Some might say that this issue isn’t black or white, we all fund the exploitation of animals in some form or another- that a boycott would not be a good use of our activist time.

I strongly disagree.

Listen, I am a realist enough to know that no one is 100% animal free- I’m talking myself here too.  But there is a difference between: purchasing a vegan product made from a non-vegan company that is cruelty-free, and buying a vegan product from a non-vegan company that funds universities that test on animals.  It’s right there, in the open for us all to see.  It’s rarely that easy to make an ethical decision, right?  It can be a challenge to determine whether a company is cruelty-free- in this instance we can easily see that Bob’s is not.

Every time you stand up for your vegan beliefs, every time you raise questions, have a vegan dialogue with someone, every time you sit down to a vegan meal- you are participating in activism.  You are making a difference to someone every time you interact with them.  Don’t underestimate the power you have to affect change.

Think about this, The Informed Vegan wrote a post about Bob’s Red Mill that went viral.  It was his influence that had thousands of people tweeting, posting on facebook, and commenting on blogs about the issue.  It was his influence that prompted the protestors, that prompted Bob’s Red Mill to issue a response.  One can make a difference.  You are that one.

I realize that I can’t tell you what to do with your money but I can tell me what to do with my money.  I do not support companies that test on animals.  Bob’s Red Mill supports a university that supports/performs animal testing.  If I buy their products, I’m providing them the profits that they’ll use to donate to facilities that are not aligned with my beliefs.

UPDATE 9/30/11: This issue has sparked much debate and none more so that with the readers of YDV.  In lieu of commenting, I’ve expanded some of my original thoughts on this issue.  Please find them after the jump.

Updated Thoughts on Bob’s Red Mill

Recently, I decided to stop buying Bob’s Red Mill products due to the CEO and founder donating $25 million dollars to a university that also experiments on animals.  My decision, and subsequent post regarding it, has angered people- none more so than my vegan peers.  It has been said that:

1.  The donation is from the founder, not the company, so a boycott of the company (and it’s employees) is wrong.

2.  The Moores released a statement (on Bob’s Red Mill website) that the donation won’t be used to fund animal experiments.  The University also released a statement, though it is more vague and doesn’t specifically mention that the donated funds won’t go towards animal experimentation.  To some (vegans), this shows that Bob (and Bob’s Red Mill by extension) is “doing the right thing” so we (vegans) shouldn’t “turn our backs on them.”

3.  Boycotting Bob’s Red Mill is fruitless because we could never boycott every single company/individual who exploits animals.  This is by far the most popular rebuttal.

4.  The company wasn’t a vegan company in the first place so a boycott makes little sense in terms of vegan consistency.

5.  It is unproductive as advocates to work on a project beyond advocating veganism because there are no moral differences between instances of animal exploitation.  There is no moral difference between wearing leather or wearing fur, for example.  To do otherwise is labeled as “single-issue” campaigning.

To which I reply,

1.  Bob Moore acts as the company spokesperson and retains the position of CEO of the company.  As such, Bob Moore and Bob’s Red Mill have a mutually beneficial relationship.  Bob Moore profits when Bob’s Red Mill profits.  I provide those profits when I buy their products.

2.  The Moores donation may not go to pay for animal experimentation (if we trust those with little regard for animals on their word), but it will go to pay for salaries of those who do.  Recruitment of the institute’s leader is specifically listed as an approved expenditure for the donated funds.  One must infer what this means, the letter is (again) specifically vague.

3.  Don’t let perfect be the enemy of the good.

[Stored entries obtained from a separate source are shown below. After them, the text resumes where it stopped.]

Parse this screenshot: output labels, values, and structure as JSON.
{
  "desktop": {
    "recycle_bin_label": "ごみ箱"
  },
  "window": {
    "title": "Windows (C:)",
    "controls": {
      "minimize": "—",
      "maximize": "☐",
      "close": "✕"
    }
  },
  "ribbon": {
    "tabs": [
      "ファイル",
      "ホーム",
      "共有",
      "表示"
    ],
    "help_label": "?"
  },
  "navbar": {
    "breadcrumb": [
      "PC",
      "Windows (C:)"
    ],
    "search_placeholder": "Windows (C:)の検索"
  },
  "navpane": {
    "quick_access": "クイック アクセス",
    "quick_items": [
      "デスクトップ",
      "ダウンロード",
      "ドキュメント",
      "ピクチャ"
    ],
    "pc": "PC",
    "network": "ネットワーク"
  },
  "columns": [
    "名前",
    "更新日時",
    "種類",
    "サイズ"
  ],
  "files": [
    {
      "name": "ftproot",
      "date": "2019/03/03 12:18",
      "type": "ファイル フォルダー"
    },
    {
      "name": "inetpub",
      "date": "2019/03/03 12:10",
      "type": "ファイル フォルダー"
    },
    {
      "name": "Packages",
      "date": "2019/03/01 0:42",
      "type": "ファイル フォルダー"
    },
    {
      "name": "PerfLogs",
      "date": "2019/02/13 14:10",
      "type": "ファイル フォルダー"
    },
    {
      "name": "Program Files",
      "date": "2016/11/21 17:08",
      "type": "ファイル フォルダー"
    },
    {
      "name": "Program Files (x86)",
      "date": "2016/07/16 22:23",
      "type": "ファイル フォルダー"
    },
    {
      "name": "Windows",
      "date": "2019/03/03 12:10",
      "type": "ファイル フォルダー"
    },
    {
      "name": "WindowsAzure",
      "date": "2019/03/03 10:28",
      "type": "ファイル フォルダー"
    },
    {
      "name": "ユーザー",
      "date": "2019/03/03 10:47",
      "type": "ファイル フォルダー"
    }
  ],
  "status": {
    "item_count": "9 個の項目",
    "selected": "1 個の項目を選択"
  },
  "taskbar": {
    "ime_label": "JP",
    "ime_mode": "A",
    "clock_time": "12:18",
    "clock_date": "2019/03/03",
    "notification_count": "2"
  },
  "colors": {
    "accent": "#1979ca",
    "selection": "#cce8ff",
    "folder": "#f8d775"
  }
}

In other words, just because you can’t do everything doesn’t mean you should do nothing.  I may not be able to boycott every instance of animal exploitation, but I can and should take direct action whenever possible- particularly when it can benefit the lives of animals.

4. & 5.  I used to agree with the sentiment about single-issue campaigning.  In fact, I’ve even wrote about it as recently as June.  I was wrong.  This is a separate issue in which I will address in another post.

The bottom line, for me, is that Bob’s donation (and his subsequent promotion of it using Bob’s Red Mill brand and blog) has raised some serious issues.  Not only with Bob, but with how vegans deal with non-vegan companies.  As a vegan, I question if my actions are going to help the animals or if it’s going to keep their situations status quo.  Not doing anything because of any of the reasons listed above means that those animals’ situations won’t change- maybe those situations won’t even change by my boycott.  But I have to try, based on what I know- I have to try.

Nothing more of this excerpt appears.